On... Midnight Oil

I have a deadline to meet.  I need to complete an authentic 1870's "day dress" by next Sunday.  

Murphy's Landing is a living history museum in nearby Shakopee Minnesota.  It presents life in a prairie town of the late 1800s from the perspective of the immigrant settlers ... Swedes, Germans, Irish, etc.  Volunteers play living roles as bankers, shopkeepers, librarians, even everyday kids.  

 I will be volunteering in the dressmakers' shop, so no detail of this dress will go unnoticed.  The pressure is on, and I certainly don't want to put this project off until the last minute.

I pulled out the dress pattern on a recent Saturday morning.  

Eager to get going, I launched into several preparatory tasks:   I pulled out a quilt to see how it looks with the couch in the newly painted family room.  I visited the new lambs and chicks in the barn.  I got the kids up early.   I made eggs for the family.  Okay, none of these had anything to do with the dress, they were just distractions.

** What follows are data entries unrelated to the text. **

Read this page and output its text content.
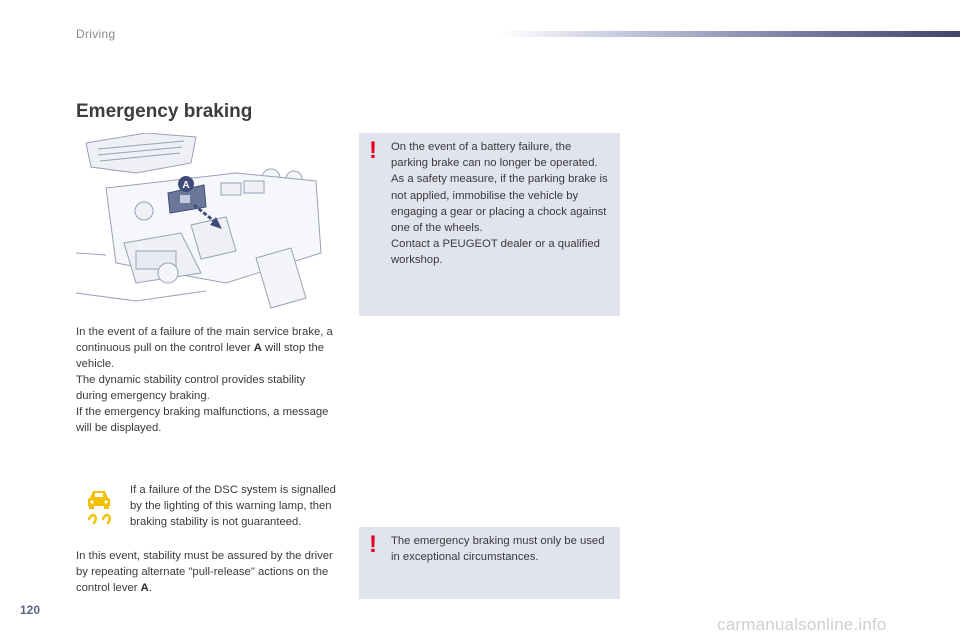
Driving
Emergency braking
A

In the event of a failure of the main service brake, a continuous pull on the control lever A will stop the vehicle.

The dynamic stability control provides stability during emergency braking.

If the emergency braking malfunctions, a message will be displayed.

If a failure of the DSC system is signalled by the lighting of this warning lamp, then braking stability is not guaranteed.

In this event, stability must be assured by the driver by repeating alternate "pull-release" actions on the control lever A.

! On the event of a battery failure, the parking brake can no longer be operated.

As a safety measure, if the parking brake is not applied, immobilise the vehicle by engaging a gear or placing a chock against one of the wheels.

Contact a PEUGEOT dealer or a qualified workshop.

! The emergency braking must only be used in exceptional circumstances.
120
carmanualsonline.info
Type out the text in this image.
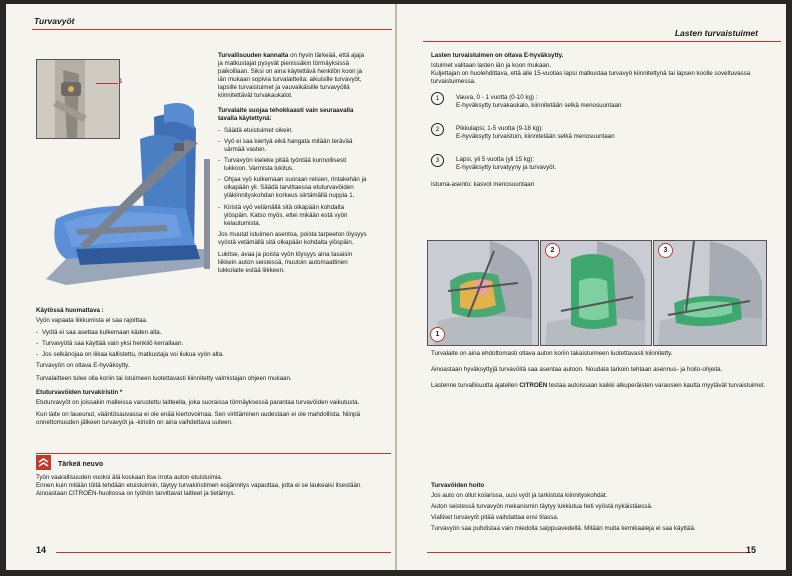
Turvavyöt
1

Turvallisuuden kannalta on hyvin tärkeää, että ajaja ja matkustajat pysyvät pienissäkin törmäyksissä paikoillaan. Siksi on aina käytettävä henkilön koon ja iän mukaan sopivia turvalaitteita: aikuisille turvavyöt, lapsille turvaistuimet ja vauvaikäisille turvavyöllä kiinnitettävät turvakaukalot.

Turvalaite suojaa tehokkaasti vain seuraavalla tavalla käytettynä:

- Säädä etuistuimet oikein.
- Vyö ei saa kiertyä eikä hangata mitään terävää särmää vasten.
- Turvavyön kieleke pitää työntää kunnollisesti lukkoon. Varmista lukitus.
- Ohjaa vyö kulkemaan suoraan reisien, rintakehän ja olkapään yli. Säädä tarvittaessa etuturvavöiden yläkiinnityskohdan korkeus siirtämällä nuppia 1.
- Kiristä vyö vetämällä sitä olkapään kohdalta ylöspäin. Katso myös, ettei mikään estä vyön kelautumista.

Jos muutat istuimen asentoa, poista tarpeeton löysyys vyöstä vetämällä sitä olkapään kohdalta ylöspäin.

Lukitse, avaa ja poista vyön löysyys aina tasaisin liikkein auton seistessä, muutoin automaattinen lukkolaite estää liikkeen.

Käytössä huomattava :

Vyön vapaata liikkumista ei saa rajoittaa.

- Vyötä ei saa asettaa kulkemaan käden alta.
- Turvavyötä saa käyttää vain yksi henkilö kerrallaan.
- Jos selkänojaa on liikaa kallistettu, matkustaja voi liukua vyön alta.

Turvavyön on oltava E-hyväksytty.

Turvalaitteen tulee olla koriin tai istuimeen luotettavasti kiinnitetty valmistajan ohjeen mukaan.

Etuturvavöiden turvakiristin *

Etuturvavyöt on joissakin malleissa varustettu laitteella, joka suoraissa törmäyksessä parantaa turvavöiden vaikutusta.

Kun laite on laueunut, vääntösauvassa ei ole enää kiertovoimaa. Sen virittäminen uudestaan ei ole mahdollista. Niinpä onnettomuuden jälkeen turvavyöt ja -kiristin on aina vaihdettava uuteen.

Tärkeä neuvo

Työn vaarallisuuden vuoksi älä koskaan itse irrota auton etuistuimia.

Ennen kuin mitään töitä tehdään etuistuimiin, täytyy turvakiristimen esijännitys vapauttaa, jotta ei se laukeaisi itsestään.

Ainoastaan CITROËN-huollossa on työhön tarvittavat laitteet ja tietämys.

14
Lasten turvaistuimet

Lasten turvaistuimen on oltava E-hyväksytty.

Istuimet valitaan lasten iän ja koon mukaan.

Kuljettajan on huolehdittava, että alle 15-vuotias lapsi matkustaa turvavyö kiinnitettynä tai lapsen koolle soveltuvassa turvaistuimessa.

1	Vauva, 0 - 1 vuotta (0-10 kg) :
E-hyväksytty turvakaukalo, kiinnitetään selkä menosuuntaan
2	Pikkulapsi, 1-5 vuotta (9-18 kg):
E-hyväksytty turvaistuin, kiinnitetään selkä menosuuntaan
3	Lapsi, yli 5 vuotta (yli 15 kg):
E-hyväksytty turvatyyny ja turvavyöt.

Istuma-asento: kasvot menosuuntaan

1
2	3

Turvalaite on aina ehdottomasti oltava auton koriin takaistuimeen luotettavasti kiinnitetty.

Ainoastaan hyväksyttyjä turvavöitä saa asentaa autoon. Noudata tarkoin tehtaan asennus- ja hoito-ohjeita.

Lastenne turvallisuutta ajatellen CITROËN testaa autoissaan kaikki alkuperäisten varaosien kautta myytävät turvaistuimet.

Turvavöiden hoito

Jos auto on ollut kolarissa, uusi vyöt ja tarkistuta kiinnityskohdat.

Auton seistessä turvavyön mekanismin täytyy lukkiutua heti vyöstä nykäistäessä.

Vialliset turvavyöt pitää vaihdattaa ensi tilassa.

Turvavyön saa puhdistaa vain miedolla saippuavedellä. Mitään muita kemikaaleja ei saa käyttää.

15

An hour passed and no inkling of the day dress was surfacing.  It would take great determination to stay in the studio and sew!  To mark my progress and stay on task, I decided to keep an hourly journal.  What follows is the complete journal of the sewing of the dress:

7:00 am Lay out pattern

This is what would have been written in the journal had I decided to write on the hour.  
 

8:00 am

Fed the chickens, sheep, dogs, cat, husband, and children

9:00 am Washed floors
 

10:00 am

Attended daughter's flute recital

12:00 pm Pulled weeds
1:00 pm Planted flowers.
2:00 pm Went to ice cream social
3:00 pm Mail and bills
4:00 pm Phone call to Mom & Dad
5:00 pm Went to church
6:00 pm Dinner
7:00 pm Attended son's choral music program
10:00 pm Put dress pattern away, worked on a quilt

A lot got done, but still the dress had not been completed.  But wouldn't the lady who wore this dress for more than costume have had similar distractions?  My counterpart of 133 years ago would have done similar things.  She would not have driven a car, sewn the dress, or cooked eggs in a microwave oven.  She, too, would have tucked her children into bed then stayed up until the wee hours to finish her work.  Without benefit of electric lights, she would have truly been burning her midnight oil.

She and I share the need to squeak more hours out of the 24 that aren't nearly long enough.  My guess is that we are very much like the women of long ago ... not in technology, but in the drive to better ourselves.   For it is they that made us what we are.  And, by extension, it is we who will set the stage for women of the future. 

My debut at Murphy's Landing is on Sunday.  There is a saying: "If it weren't for the last minute, nothing would get done."  At present, I remain a dressmaker without a dress.